Sometimes, when we pray, it seems that our prayers “don’t work.”  So what do we do?  We stop.  Rather than believing that God is still there, we begin to complain that He’s lost His power or that He no longer cares.  Perhaps, instead of losing faith that God is there and that He does care, perhaps we should begin to search for the reason the prayer doesn’t seem to “work.”  It could be that there is sin hidden in our heart that we’re not confessed and repented of.  It could be that God wants us to learn more perseverance or patience in our prayers…and so He’s delaying His answer for a while.  Or, He may be trying to teach us something new about prayer itself.  The last thing that any of us would do when trying to fix a TV that’s on the blink would be to unplug it from the power.  Yet, that’s what we often do with our prayer life – if we’re not getting the result we think we should – we unplug from God.  And there’s one guaranteed result: if we’re unplugged from Him, prayer will never work.

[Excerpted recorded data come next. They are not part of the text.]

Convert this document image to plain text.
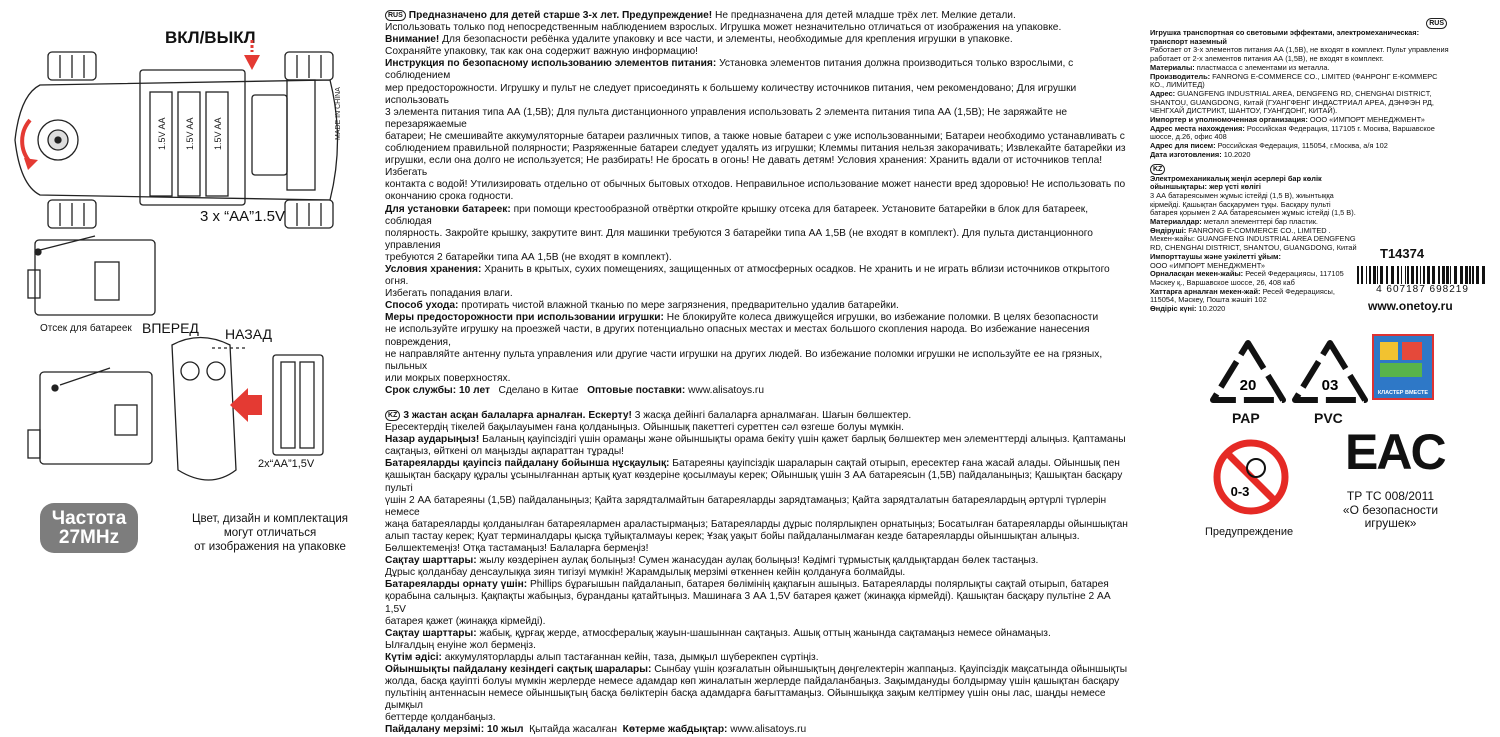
ВКЛ/ВЫКЛ
1.5V AA 1.5V AA 1.5V AA	MADE IN CHINA
3 x “AA”1.5V
Отсек для батареек ВПЕРЕД НАЗАД
2x“AA”1,5V
Частота
27MHz
Цвет, дизайн и комплектация
могут отличаться
от изображения на упаковке

RUS Предназначено для детей старше 3-х лет. Предупреждение! Не предназначена для детей младше трёх лет. Мелкие детали.

Использовать только под непосредственным наблюдением взрослых. Игрушка может незначительно отличаться от изображения на упаковке.

Внимание! Для безопасности ребёнка удалите упаковку и все части, и элементы, необходимые для крепления игрушки в упаковке.

Сохраняйте упаковку, так как она содержит важную информацию!

Инструкция по безопасному использованию элементов питания: Установка элементов питания должна производиться только взрослыми, с соблюдением

мер предосторожности. Игрушку и пульт не следует присоединять к большему количеству источников питания, чем рекомендовано; Для игрушки использовать

3 элемента питания типа АА (1,5В); Для пульта дистанционного управления использовать 2 элемента питания типа АА (1,5В); Не заряжайте не перезаряжаемые

батареи; Не смешивайте аккумуляторные батареи различных типов, а также новые батареи с уже использованными; Батареи необходимо устанавливать с

соблюдением правильной полярности; Разряженные батареи следует удалять из игрушки; Клеммы питания нельзя закорачивать; Извлекайте батарейки из

игрушки, если она долго не используется; Не разбирать! Не бросать в огонь! Не давать детям! Условия хранения: Хранить вдали от источников тепла! Избегать

контакта с водой! Утилизировать отдельно от обычных бытовых отходов. Неправильное использование может нанести вред здоровью! Не использовать по

окончанию срока годности.

Для установки батареек: при помощи крестообразной отвёртки откройте крышку отсека для батареек. Установите батарейки в блок для батареек, соблюдая

полярность. Закройте крышку, закрутите винт. Для машинки требуются 3 батарейки типа АА 1,5В (не входят в комплект). Для пульта дистанционного управления

требуются 2 батарейки типа АА 1,5В (не входят в комплект).

Условия хранения: Хранить в крытых, сухих помещениях, защищенных от атмосферных осадков. Не хранить и не играть вблизи источников открытого огня.

Избегать попадания влаги.

Способ ухода: протирать чистой влажной тканью по мере загрязнения, предварительно удалив батарейки.

Меры предосторожности при использовании игрушки: Не блокируйте колеса движущейся игрушки, во избежание поломки. В целях безопасности

не используйте игрушку на проезжей части, в других потенциально опасных местах и местах большого скопления народа. Во избежание нанесения повреждения,

не направляйте антенну пульта управления или другие части игрушки на других людей. Во избежание поломки игрушки не используйте ее на грязных, пыльных

или мокрых поверхностях.

Срок службы: 10 лет   Сделано в Китае   Оптовые поставки: www.alisatoys.ru

KZ 3 жастан асқан балаларға арналған. Ескерту! 3 жасқа дейінгі балаларға арналмаған. Шағын бөлшектер.

Ересектердің тікелей бақылауымен ғана қолданыңыз. Ойыншық пакеттегі суреттен сәл өзгеше болуы мүмкін.

Назар аударыңыз! Баланың қауіпсіздігі үшін орамаңы және ойыншықты орама бекіту үшін қажет барлық бөлшектер мен элементтерді алыңыз. Қаптаманы

сақтаңыз, өйткені ол маңызды ақпараттан тұрады!

Батареяларды қауіпсіз пайдалану бойынша нұсқаулық: Батареяны қауіпсіздік шараларын сақтай отырып, ересектер ғана жасай алады. Ойыншық пен

қашықтан басқару құралы ұсынылғаннан артық қуат көздеріне қосылмауы керек; Ойыншық үшін 3 АА батареясын (1,5В) пайдаланыңыз; Қашықтан басқару пульті

үшін 2 АА батареяны (1,5В) пайдаланыңыз; Қайта зарядталмайтын батареяларды зарядтамаңыз; Қайта зарядталатын батареялардың әртүрлі түрлерін немесе

жаңа батареяларды қолданылған батареялармен араластырмаңыз; Батареяларды дұрыс полярлықпен орнатыңыз; Босатылған батареяларды ойыншықтан

алып тастау керек; Қуат терминалдары қысқа тұйықталмауы керек; Ұзақ уақыт бойы пайдаланылмаған кезде батареяларды ойыншықтан алыңыз.

Бөлшектемеңіз! Отқа тастамаңыз! Балаларға бермеңіз!

Сақтау шарттары: жылу көздерінен аулақ болыңыз! Сумен жанасудан аулақ болыңыз! Кәдімгі тұрмыстық қалдықтардан бөлек тастаңыз.

Дұрыс қолданбау денсаулыққа зиян тигізуі мүмкін! Жарамдылық мерзімі өткеннен кейін қолдануға болмайды.

Батареяларды орнату үшін: Phillips бұрағышын пайдаланып, батарея бөлімінің қақпағын ашыңыз. Батареяларды полярлықты сақтай отырып, батарея

қорабына салыңыз. Қақпақты жабыңыз, бұранданы қатайтыңыз. Машинаға 3 АА 1,5V батарея қажет (жинаққа кірмейді). Қашықтан басқару пультіне 2 АА 1,5V

батарея қажет (жинаққа кірмейді).

Сақтау шарттары: жабық, құрғақ жерде, атмосфералық жауын-шашыннан сақтаңыз. Ашық оттың жанында сақтамаңыз немесе ойнамаңыз.

Ылғалдың енуіне жол бермеңіз.

Күтім әдісі: аккумуляторларды алып тастағаннан кейін, таза, дымқыл шүберекпен сүртіңіз.

Ойыншықты пайдалану кезіндегі сақтық шаралары: Сынбау үшін қозғалатын ойыншықтың дөңгелектерін жаппаңыз. Қауіпсіздік мақсатында ойыншықты

жолда, басқа қауіпті болуы мүмкін жерлерде немесе адамдар көп жиналатын жерлерде пайдаланбаңыз. Зақымдануды болдырмау үшін қашықтан басқару

пультінің антеннасын немесе ойыншықтың басқа бөліктерін басқа адамдарға бағыттамаңыз. Ойыншыққа зақым келтірмеу үшін оны лас, шаңды немесе дымқыл

беттерде қолданбаңыз.

Пайдалану мерзімі: 10 жыл  Қытайда жасалған  Көтерме жабдықтар: www.alisatoys.ru

RUS

Игрушка транспортная со световыми эффектами, электромеханическая: транспорт наземный

Работает от 3-х элементов питания АА (1,5В), не входят в комплект. Пульт управления работает от 2-х элементов питания АА (1,5В), не входят в комплект.

Материалы: пластмасса с элементами из металла.

Производитель: FANRONG E-COMMERCE CO., LIMITED (ФАНРОНГ Е-КОММЕРС КО., ЛИМИТЕД)

Адрес: GUANGFENG INDUSTRIAL AREA, DENGFENG RD, CHENGHAI DISTRICT, SHANTOU, GUANGDONG, Китай (ГУАНГФЕНГ ИНДАСТРИАЛ АРЕА, ДЭНФЭН РД, ЧЕНГХАЙ ДИСТРИКТ, ШАНТОУ, ГУАНГДОНГ, КИТАЙ).

Импортер и уполномоченная организация: ООО «ИМПОРТ МЕНЕДЖМЕНТ»

Адрес места нахождения: Российская Федерация, 117105 г. Москва, Варшавское шоссе, д.26, офис 408

Адрес для писем: Российская Федерация, 115054, г.Москва, а/я 102

Дата изготовления: 10.2020

KZ

Электромеханикалық жеңіл әсерлері бар көлік ойыншықтары: жер үсті көлігі

3 АА батареясымен жұмыс істейді (1,5 В), жиынтыққа кірмейді. Қашықтан басқарумен тұқы. Басқару пульті батарея қорымен 2 АА батареясымен жұмыс істейді (1,5 В).

Материалдар: металл элементтері бар пластик.

Өндіруші: FANRONG E-COMMERCE CO., LIMITED .

Мекен-жайы: GUANGFENG INDUSTRIAL AREA DENGFENG RD, CHENGHAI DISTRICT, SHANTOU, GUANGDONG, Китай

Импорттаушы және уәкілетті ұйым:

ООО «ИМПОРТ МЕНЕДЖМЕНТ»

Орналасқан мекен-жайы: Ресей Федерациясы, 117105 Мәскеу қ., Варшавское шоссе, 26, 408 каб

Хаттарға арналған мекен-жай: Ресей Федерациясы, 115054, Мәскеу, Пошта жәшігі 102

Өндіріс күні: 10.2020

T14374
4 607187 698219
www.onetoy.ru
20
PAP
03
PVC
КЛАСТЕР ВМЕСТЕ
0-3
Предупреждение
EAC
ТР ТС 008/2011
«О безопасности
игрушек»
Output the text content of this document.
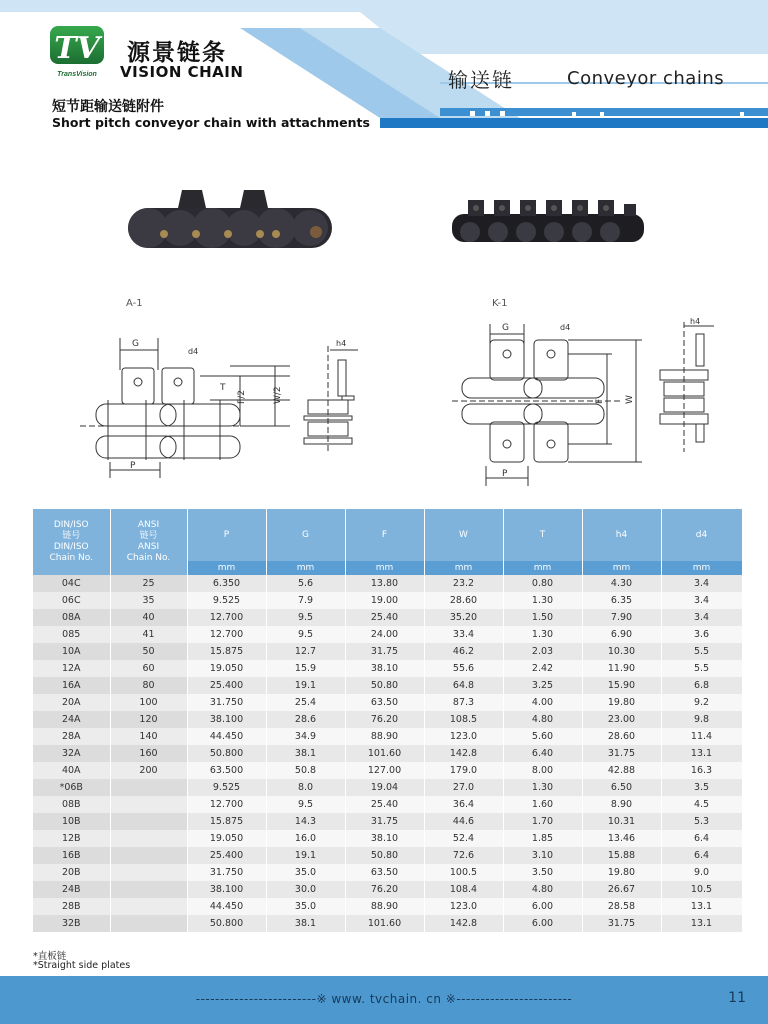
TV
TransVision
源景链条
VISION CHAIN	输送链	Conveyor chains
短节距输送链附件
Short pitch conveyor chain with attachments
A-1
G
d4
P
T
F/2	W/2
h4
K-1
G	d4
P
F W
h4
DIN/ISO
链号
DIN/ISO
Chain No.	ANSI
链号
ANSI
Chain No.	P	G	F	W	T	h4	d4
		mm	mm	mm	mm	mm	mm	mm
04C	25	6.350	5.6	13.80	23.2	0.80	4.30	3.4
06C	35	9.525	7.9	19.00	28.60	1.30	6.35	3.4
08A	40	12.700	9.5	25.40	35.20	1.50	7.90	3.4
085	41	12.700	9.5	24.00	33.4	1.30	6.90	3.6
10A	50	15.875	12.7	31.75	46.2	2.03	10.30	5.5
12A	60	19.050	15.9	38.10	55.6	2.42	11.90	5.5
16A	80	25.400	19.1	50.80	64.8	3.25	15.90	6.8
20A	100	31.750	25.4	63.50	87.3	4.00	19.80	9.2
24A	120	38.100	28.6	76.20	108.5	4.80	23.00	9.8
28A	140	44.450	34.9	88.90	123.0	5.60	28.60	11.4
32A	160	50.800	38.1	101.60	142.8	6.40	31.75	13.1
40A	200	63.500	50.8	127.00	179.0	8.00	42.88	16.3
*06B		9.525	8.0	19.04	27.0	1.30	6.50	3.5
08B		12.700	9.5	25.40	36.4	1.60	8.90	4.5
10B		15.875	14.3	31.75	44.6	1.70	10.31	5.3
12B		19.050	16.0	38.10	52.4	1.85	13.46	6.4
16B		25.400	19.1	50.80	72.6	3.10	15.88	6.4
20B		31.750	35.0	63.50	100.5	3.50	19.80	9.0
24B		38.100	30.0	76.20	108.4	4.80	26.67	10.5
28B		44.450	35.0	88.90	123.0	6.00	28.58	13.1
32B		50.800	38.1	101.60	142.8	6.00	31.75	13.1
*直板链
*Straight side plates
-------------------------※ www. tvchain. cn ※------------------------	11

1 Thess. 5:17-18 – Pray without ceasing.  In every thing give thanks: for this is the will of God in Christ Jesus concerning you.

Copyright 2005 by Galen C. Dalrymple.

TODAY’S PRAYER: Lord, it is fairly easy for us down here to get discouraged with our praying. We are told to pray without ceasing, and sometimes we pray for years and it seems to do no good. So we get frustrated and start to doubt Your goodness. May we not lose sight of how good You truly are and how faithful You are to Your children! In Jesus’ name, Amen.